Bat activity patterns during the deployment of a ground-mounted photovoltaic farm in a Mediterranean agricultural landscape: an exploratory multi-stage study
Cette étude exploratoire menée en Italie centrale révèle que les profils d'activité des chauves-souris lors du déploiement d'une ferme photovoltaïque au sol sont spécifiques aux taxons et structurés spatialement, ne montrant aucune différence significative entre les phases de construction au sein de l'installation, mais une activité plus faible sur le site par rapport aux références agricoles au début des saisons et une activité plus élevée le long du périmètre éclairé à la fin de l'été.

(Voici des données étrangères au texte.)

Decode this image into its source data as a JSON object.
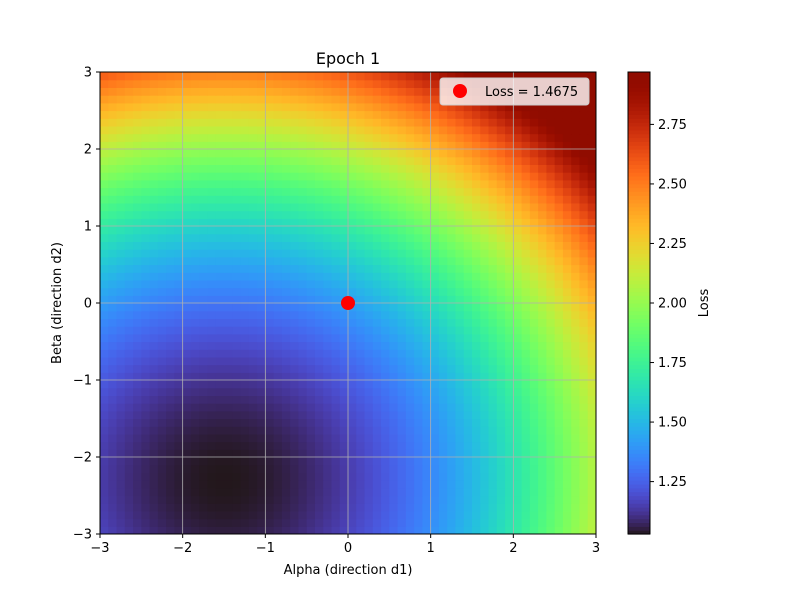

Article original sous licence CC BY 4.0 (https://creativecommons.org/licenses/by/4.0/). Ceci est une explication générée par l'IA d'un preprint qui n'a pas été évalué par des pairs. Ce n'est pas un avis médical. Ne prenez pas de décisions de santé basées sur ce contenu. Lire la clause de non-responsabilité complète
Le monde change ses sources d'énergie, s'éloignant des combustibles fossiles qui réchauffent la planète pour se tourner vers l'énergie renouvelable qui ne le fait pas. Parmi ces nouvelles technologies, l'énergie solaire croît plus vite que presque toute autre, avec de vastes champs de panneaux installés dans les fermes et les paysages ouverts pour capturer la lumière du soleil. Bien que cette transition soit essentielle pour le climat, elle apporte un nouvel ensemble de questions sur la manière dont ces installations massives interagissent avec le monde naturel. Un groupe d'animaux est particulièrement important à surveiller : les chauves-souris. Ces mammifères sont vitaux pour des écosystèmes sains car ils consomment de vastes quantités d'insectes, aidant ainsi à contrôler les nuisibles qui endommagent les cultures et propagent des maladies. Comme elles volent la nuit et dépendent du son pour naviguer, elles sont sensibles aux changements de leur environnement. Lorsqu'une grande ferme solaire est construite, elle modifie le paysage, les modèles de vent et la disponibilité de la nourriture. Les scientifiques doivent comprendre si ces nouveaux champs d'énergie deviennent des zones vides où les chauves-souris évitent de voler, ou s'ils peuvent être gérés de manière à permettre à la fois l'énergie propre et la faune de prospérer.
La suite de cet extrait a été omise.